Annual rental growth skyrocketed after one of the strongest quarters in the last decade across the UK. Commuter belt areas, suburban locations, and prime tenancies all experienced uplifts as landlords seek to recoup reductions made during the pandemic. The buy-to-let market is increasingly adopting professionalism to respond to this growing demand. A shift in tenant attitudes and property preferences is enabling greater diversity of inventory to attract lettings interest.
The annual rate of rental growth reached 8 per cent in September, according to Hamptons research, this was the third fastest annual growth rate of 2021. Meanwhile, Savills data shows that rental prices in London rose by 2.9 per cent in the third quarter of 2021, the steepest incline since March 2011. Moreover, prime central London locations earned 3.6 per cent increases in rental income, buoyed by the return of students and international tenants.
This was driven further by a paucity of supply, which is slowly being alleviated by residential property developers, buy-to-let investors and the conversion of short term let stock into long term let inventory. A key indicator of housing supply is the number of market valuation appraisals, Knight Frank research indicates there was a 25 per cent drop in such appraisals from January to September 2021.
Given the fiscal incentives on offer such as the stamp duty holiday, and weak lettings demand during the course of the pandemic period, many landlords opted to sell their properties. Those that remain are streamlining operations by placing their property portfolios into company structures. Hamptons data shows 10,388 BTL incorporations were registered in London alone between January and August 2021 over double the 2018 figure for the same period.

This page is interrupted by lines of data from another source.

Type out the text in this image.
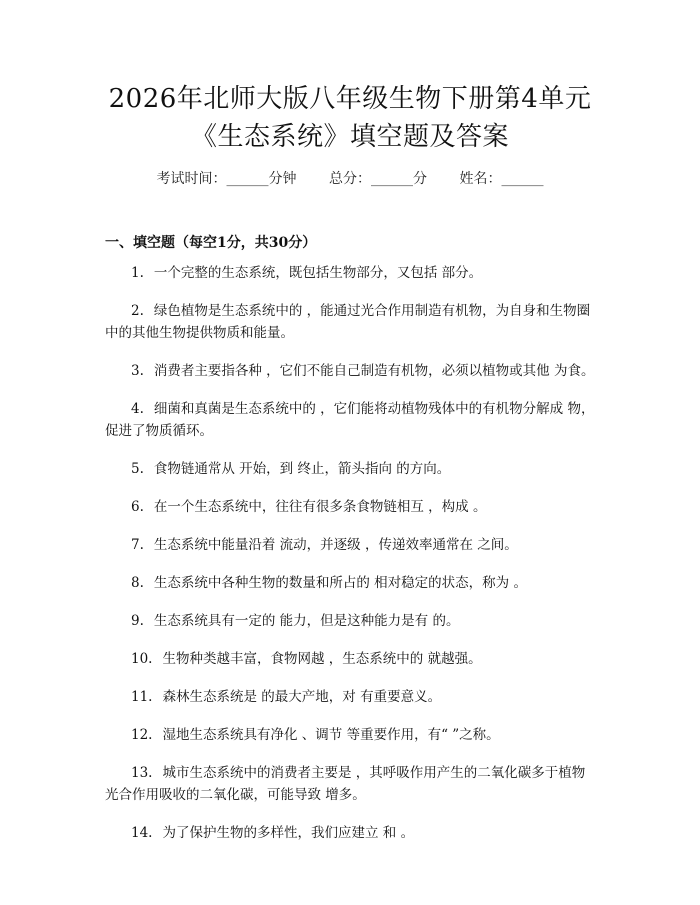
2026年北师大版八年级生物下册第4单元
《生态系统》填空题及答案
考试时间：______分钟 总分：______分 姓名：______
一、填空题（每空1分，共30分）

1. 一个完整的生态系统，既包括生物部分，又包括 部分。

2. 绿色植物是生态系统中的 ，能通过光合作用制造有机物，为自身和生物圈中的其他生物提供物质和能量。

3. 消费者主要指各种 ，它们不能自己制造有机物，必须以植物或其他 为食。

4. 细菌和真菌是生态系统中的 ，它们能将动植物残体中的有机物分解成 物，促进了物质循环。

5. 食物链通常从 开始，到 终止，箭头指向 的方向。

6. 在一个生态系统中，往往有很多条食物链相互 ，构成 。

7. 生态系统中能量沿着 流动，并逐级 ，传递效率通常在 之间。

8. 生态系统中各种生物的数量和所占的 相对稳定的状态，称为 。

9. 生态系统具有一定的 能力，但是这种能力是有 的。

10. 生物种类越丰富，食物网越 ，生态系统中的 就越强。

11. 森林生态系统是 的最大产地，对 有重要意义。

12. 湿地生态系统具有净化 、调节 等重要作用，有“ ”之称。

13. 城市生态系统中的消费者主要是 ，其呼吸作用产生的二氧化碳多于植物光合作用吸收的二氧化碳，可能导致 增多。

14. 为了保护生物的多样性，我们应建立 和 。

Build-to-rent property listings trebled in the past five years, catapulted by regional rental growth in the South of England especially. Average annual rental increases on a new home of 14.8, 14.7, and 10.8 per cent were experienced in the South West, South East and East of England respectively in September, according to market reports. Meanwhile, prime commuter belt rents increased 6.8 per cent with renters anticipating ongoing flexible working practices.
In Outer London, rents grew 3.2 per cent annually in September, rising for the 13th consecutive month. This kept Greater London rents overall in positive territory, up 1.8 per cent year-on-year.